La Mission Mattéoli a travaillé sur différents domaines, de l’« aryanisation » économique aux spoliations des biens laissés par les internés dans les camps (notamment à Drancy) en passant par le pillage des logements, et plus particulièrement sur les « confiscations » bancaires. Elle a ainsi permis de mettre en lumière, de manière très documentée, l’importance des spoliations dont ont été victimes les Français de confession juive pendant l’Occupation.
Les Caisses d’Epargne ont été partie prenante du groupe de travail mis en place par la Mission Mattéoli pour étudier l’aspect spécifique des « spoliations bancaires »[2]. Un rapport de plusieurs milliers de pages recensant l’ensemble des comptes bloqués en 1941 et/ou spoliés au sein des Caisses d’Epargne et leur devenir, ainsi qu’un rapport sur les coffres forts en déshérence, a été remis fin 1999 à la Mission Mattéoli par l’équipe formée pour travailler sur le sujet.

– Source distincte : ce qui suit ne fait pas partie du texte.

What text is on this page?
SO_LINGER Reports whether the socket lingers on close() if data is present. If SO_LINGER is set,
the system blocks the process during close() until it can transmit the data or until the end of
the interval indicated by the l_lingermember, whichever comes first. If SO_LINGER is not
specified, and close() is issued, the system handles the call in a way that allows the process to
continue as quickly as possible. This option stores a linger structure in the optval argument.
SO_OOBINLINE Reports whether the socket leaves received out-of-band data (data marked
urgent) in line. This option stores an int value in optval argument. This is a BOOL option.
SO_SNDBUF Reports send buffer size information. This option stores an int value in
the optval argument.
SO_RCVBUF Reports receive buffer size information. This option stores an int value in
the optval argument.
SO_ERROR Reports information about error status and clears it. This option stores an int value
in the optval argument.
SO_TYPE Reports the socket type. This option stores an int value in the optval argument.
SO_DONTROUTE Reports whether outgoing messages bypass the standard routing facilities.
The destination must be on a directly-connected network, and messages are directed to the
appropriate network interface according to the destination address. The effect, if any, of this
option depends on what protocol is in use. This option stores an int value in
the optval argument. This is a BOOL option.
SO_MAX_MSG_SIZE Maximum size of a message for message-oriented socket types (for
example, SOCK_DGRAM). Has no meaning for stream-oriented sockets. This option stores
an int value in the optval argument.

Les mesures confiscatoires édictées pendant l’Occupation dans les banques
Une ordonnance allemande du 28 mai 1941, suivi d’une loi française du 22 juillet de la même année, ordonnent aux établissements bancaires le blocage des comptes des personnes considérées comme juives. Ce blocage devient systématique à l’occasion d’une ordonnance allemande du 17 décembre 1941, imposant à la communauté juive, le paiement d’une amende d’un milliard, « en représailles à la suite des attentats perpétrés contre l’Occupant ».
A cette date, le recensement des comptes « juifs », en zone occupée, est entrepris de manière méthodique. Des listes nominatives, comprenant le nom des titulaires de comptes bloqués et le solde de leur compte, sont dressées par les établissements et envoyées aux autorités allemandes. Pour pourvoir au paiement de l’Amende, les comptes dont le solde étaient supérieurs à 10 000 francs subissent alors, entre autres soustractions discriminatoires, un prélèvement de 50%.
Dans les Caisses d’Epargne de la zone nord, le blocage a concerné, selon les sources archivistiques étudiées, plus de 3000 livrets, dont les soldes étaient très modestes, pour leur très grande majorité. Les Caisses d’épargne ne détenant pas de comptes-titres, elles n’ont pas été concernées par les mesures de vente ou liquidation forcée imposées par ailleurs sur ce type d’avoirs.
Le déblocage des comptes a été effectué à la Libération et de mesures de restitutions mises en place
L’accès aux coffres forts détenus par des personnes considérées comme juives leur fut également interdit pendant l’Occupation, et un certain nombre de valeurs fut saisi par le service allemand compétent, le Devisenschutzkommando. Il est à noter que des mesures de protection des avoirs conservés dans les coffres ont été prises par certains établissements (à la Caisse d’épargne de Paris notamment) qui ont décidé de la délocalisation du contenu des coffres en zone libre.
Fruit des travaux menés à l’époque, la FNCE détient aujourd’hui une base de données complète informant, au regard des comptes bloqués en 1941 dans les Caisses d’Epargne, du devenir de ces comptes, tant pendant les années d’Occupation qu’après la Libération. Elle dispose également d’une masse d’archives importantes, classées par Caisse d’Epargne, sur les années de guerre.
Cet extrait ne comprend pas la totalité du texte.